Roma İmparatorluğunun gücü bu yıllarda hız kesmeden bütün dünyaya yayılmaktaydı. Onlar yayıldıkça da takvimleri de yayılmaktaydı. Ancak Orta Çağ’ya gelindiğinde Hristiyanlık dini; Avrupa’ya ve Roma İmparatorluğu topraklarına yayılmaya başlamış ve hatta öyle ki, hâkim olmaya başlamıştır. Bu yüzden de 1 Ocak ‘‘Pagan’’ gün olarak görülmüştür. Pek çok Hristiyan ülke, yılın başlangıcı olarak 1 Ocak gününü görmek istememiş ve yeni yılın Hz. İsa’nın annesi Hz. Meryem’in rahmine düştüğüne inanılan tarih olan 25 Mart tarihi olmasını ve bu şekilde kutlanmasını istedi.
16. yüzyıla kadar neredeyse bütün Hristiyan âlemi 25 Mart gününü kutlamaktaydı. 16. Yüzyıla gelindiğinde ise 4 Ekim 1582 yılında Papa 13. Gregorius, kendi takvimi olan Gregoryen takvimi ilan etti. İlginçtir ki bu takvimin başlangıcı 1 Ocak olarak belirlenmişti ve bütün Katolik ülkelerde 1 Ocak günü yeniden yılın başlangıcı olarak kabul edilmişti. Miladi takvim olarak bilip kullandığımız Gregoryen takvimi, Güneş takvimi olup 1 yılı 365 gün 6 saat olarak kabul eder. 4 yılda bir Şubat ayında ise ‘‘Artık gün’’ eklenir. Gregoryen takvimi oluşturulurken Romalıların Jülyen takvimine 10 gün daha eklenmiştir. Yani 5 Ekim Cuma günü, 15 Ekim Cuma olarak belirlenmiştir.

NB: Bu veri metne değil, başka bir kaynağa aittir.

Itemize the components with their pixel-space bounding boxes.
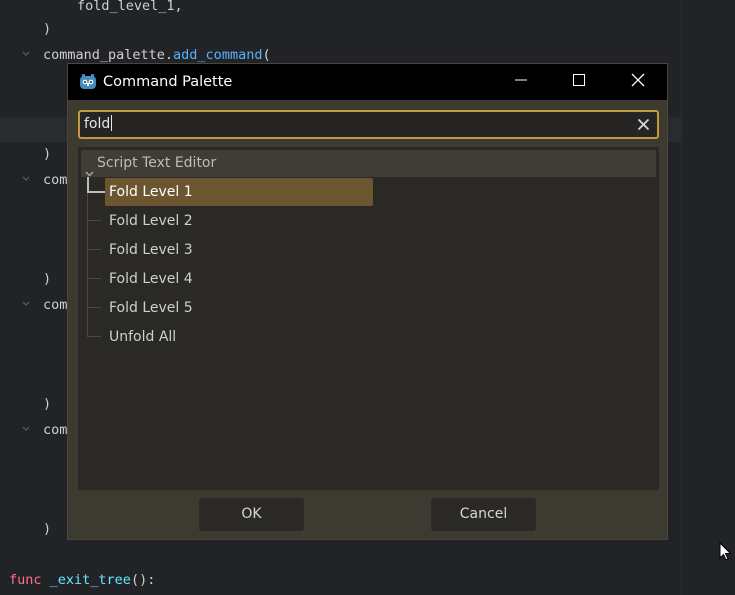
code-line: com — [43, 172, 68, 188]
tree-branch-line — [87, 249, 101, 250]
tree-group-label: Script Text Editor — [97, 155, 217, 171]
search-input[interactable]: fold — [78, 110, 659, 139]
close-icon — [631, 73, 645, 91]
code-line: command_palette.add_command( — [43, 47, 271, 63]
tree-branch-line — [87, 220, 101, 221]
command-item[interactable]: Fold Level 4 — [105, 265, 373, 293]
code-line: func _exit_tree(): — [9, 572, 156, 588]
tree-guide-selected — [87, 177, 89, 191]
fold-arrow-icon[interactable] — [22, 300, 30, 308]
godot-icon — [79, 73, 97, 91]
command-tree[interactable]: Script Text Editor Fold Level 1 Fold Leve… — [78, 147, 659, 490]
tree-branch-line — [87, 278, 101, 279]
tree-branch-line — [87, 336, 101, 337]
tree-branch-line — [87, 191, 105, 193]
fold-arrow-icon[interactable] — [22, 175, 30, 183]
title-bar[interactable]: Command Palette — [68, 64, 667, 100]
command-item[interactable]: Fold Level 1 — [105, 178, 373, 206]
maximize-icon — [573, 74, 585, 90]
tree-group-script-text-editor[interactable]: Script Text Editor — [81, 150, 656, 177]
code-line: ) — [43, 271, 52, 287]
minimize-icon — [515, 74, 527, 90]
code-line: ) — [43, 396, 52, 412]
code-line: ) — [43, 521, 52, 537]
close-button[interactable] — [609, 64, 667, 100]
search-value: fold — [84, 116, 111, 132]
minimize-button[interactable] — [492, 64, 550, 100]
fold-end-icon — [22, 24, 30, 32]
code-line: com — [43, 422, 68, 438]
maximize-button[interactable] — [550, 64, 608, 100]
tree-branch-line — [87, 307, 101, 308]
command-item[interactable]: Fold Level 5 — [105, 294, 373, 322]
cancel-button[interactable]: Cancel — [431, 498, 536, 531]
fold-arrow-icon[interactable] — [22, 50, 30, 58]
command-item[interactable]: Fold Level 3 — [105, 236, 373, 264]
command-palette-dialog: Command Palette fold Script Text Editor … — [67, 63, 668, 540]
dialog-title: Command Palette — [103, 74, 233, 90]
ok-button[interactable]: OK — [199, 498, 304, 531]
code-line: ) — [43, 21, 52, 37]
command-item[interactable]: Fold Level 2 — [105, 207, 373, 235]
line-length-guide — [681, 0, 682, 595]
command-item[interactable]: Unfold All — [105, 323, 373, 351]
code-line: com — [43, 297, 68, 313]
code-line: ) — [43, 146, 52, 162]
fold-end-icon — [22, 524, 30, 532]
mouse-pointer-icon — [719, 541, 733, 562]
text-caret — [111, 115, 113, 131]
chevron-down-icon[interactable] — [85, 160, 94, 177]
code-line: fold_level_1, — [77, 0, 183, 14]
tree-guide-line — [87, 177, 88, 336]
fold-end-icon — [22, 399, 30, 407]
fold-arrow-icon[interactable] — [22, 425, 30, 433]
clear-icon[interactable] — [635, 116, 652, 133]
fold-end-icon — [22, 274, 30, 282]
fold-end-icon — [22, 149, 30, 157]
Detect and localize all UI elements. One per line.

Protestan mezhebini benimsemiş olan İngiltere ise çok uzun yıllar boyunca yılın başlangıç günü olarak 25 Mart’ı kabul etmiş ve onu kutlamıştır. Bu durum 1752 yılına kadar devam etmişti. Bu yılın içerisinde ise İngiliz Parlamentosu bir karar çıkartarak İngiltere’nin Avrupa’nın geri kalanıyla aynı takvimi kullanması kararı verildi. 2 Eylül günü verilen kararla birlikte İngiltere’de, bir sonraki gün resmi takvimde tarih 14 Eylül’ü gösteriyordu.
Hristiyan olmasına rağmen Gregoryen takvimi kullanmayan Rusya ise Ekim Devrimi yaptıktan sonra 1918 yılında Sovyetler Birliğini kurmuş ve Gregoryen takvimine geçmiştir. Onun ardından da doğunun diğer Hristiyan ülkeleri geçiş yapmışlardır.
Uzak doğuda ise Gregoryen takvimi ile kendi takvimleri birlikte kullanılmaktadır. Müslüman ülkelerinin bir kısmında da Hicri Ay takvimi kullanılmaktadır. Türkiye ise 1926 yılında Gregoryen takvime geçmiştir.